Our objective in this session is to synthesize disconnected pieces of knowledge from soil- and root-centric studies into an integrated understanding of important belowground ecosystem processes such as soil carbon and nitrogen cycling. This session will feature a diversity of speakers working at the interface between plant roots and the soil ecosystem. Belowground processes are notoriously difficult to study because most measurements dramatically disturb the soil system and belowground processes occur across a range of spatial and temporal scales. New approaches are needed to advance our understanding of the sustainability of vital belowground processes in the 21st century.
Our speakers will address two key questions:
(1) Can we synthesize an overarching framework for understanding the continuum from plant root inputs to long-term SOM pools from current studies?
(2) What new studies or tools are needed to facilitate our understanding of how plant dynamics drive belowground processes such as SOM formation and ecosystem carbon and nitrogen cycling?

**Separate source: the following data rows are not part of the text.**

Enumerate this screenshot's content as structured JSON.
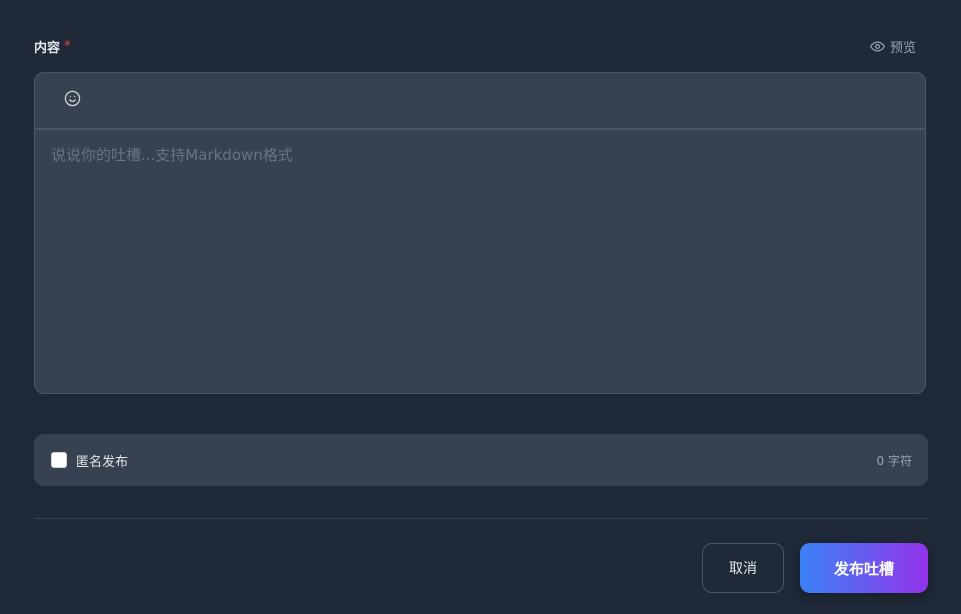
{
  "content_field": {
    "label": "内容",
    "required_mark": "*",
    "preview_label": "预览",
    "preview_icon": "eye-icon"
  },
  "editor": {
    "toolbar": {
      "emoji_icon": "smiley-icon"
    },
    "placeholder": "说说你的吐槽...支持Markdown格式",
    "value": ""
  },
  "options": {
    "anonymous_label": "匿名发布",
    "anonymous_checked": false,
    "char_count": "0 字符"
  },
  "actions": {
    "cancel_label": "取消",
    "submit_label": "发布吐槽"
  },
  "colors": {
    "background": "#1f2937",
    "panel": "#374151",
    "required": "#ef4444",
    "submit_gradient_start": "#3b82f6",
    "submit_gradient_end": "#9333ea"
  }
}
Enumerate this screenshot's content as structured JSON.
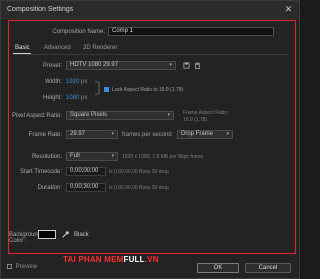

We envision that this session will have broad appeal to ecologists interested in belowground processes, as speakers will discuss topics ranging from the effects of root exudation, chemistry, and soil organisms on the transition of roots to SOM, to the influence of soil attributes on the stabilization of root-derived SOM. An ecosystem modeler will synthesize the importance of these processes by placing them in the context of large-scale ecosystem and soil carbon cycling models.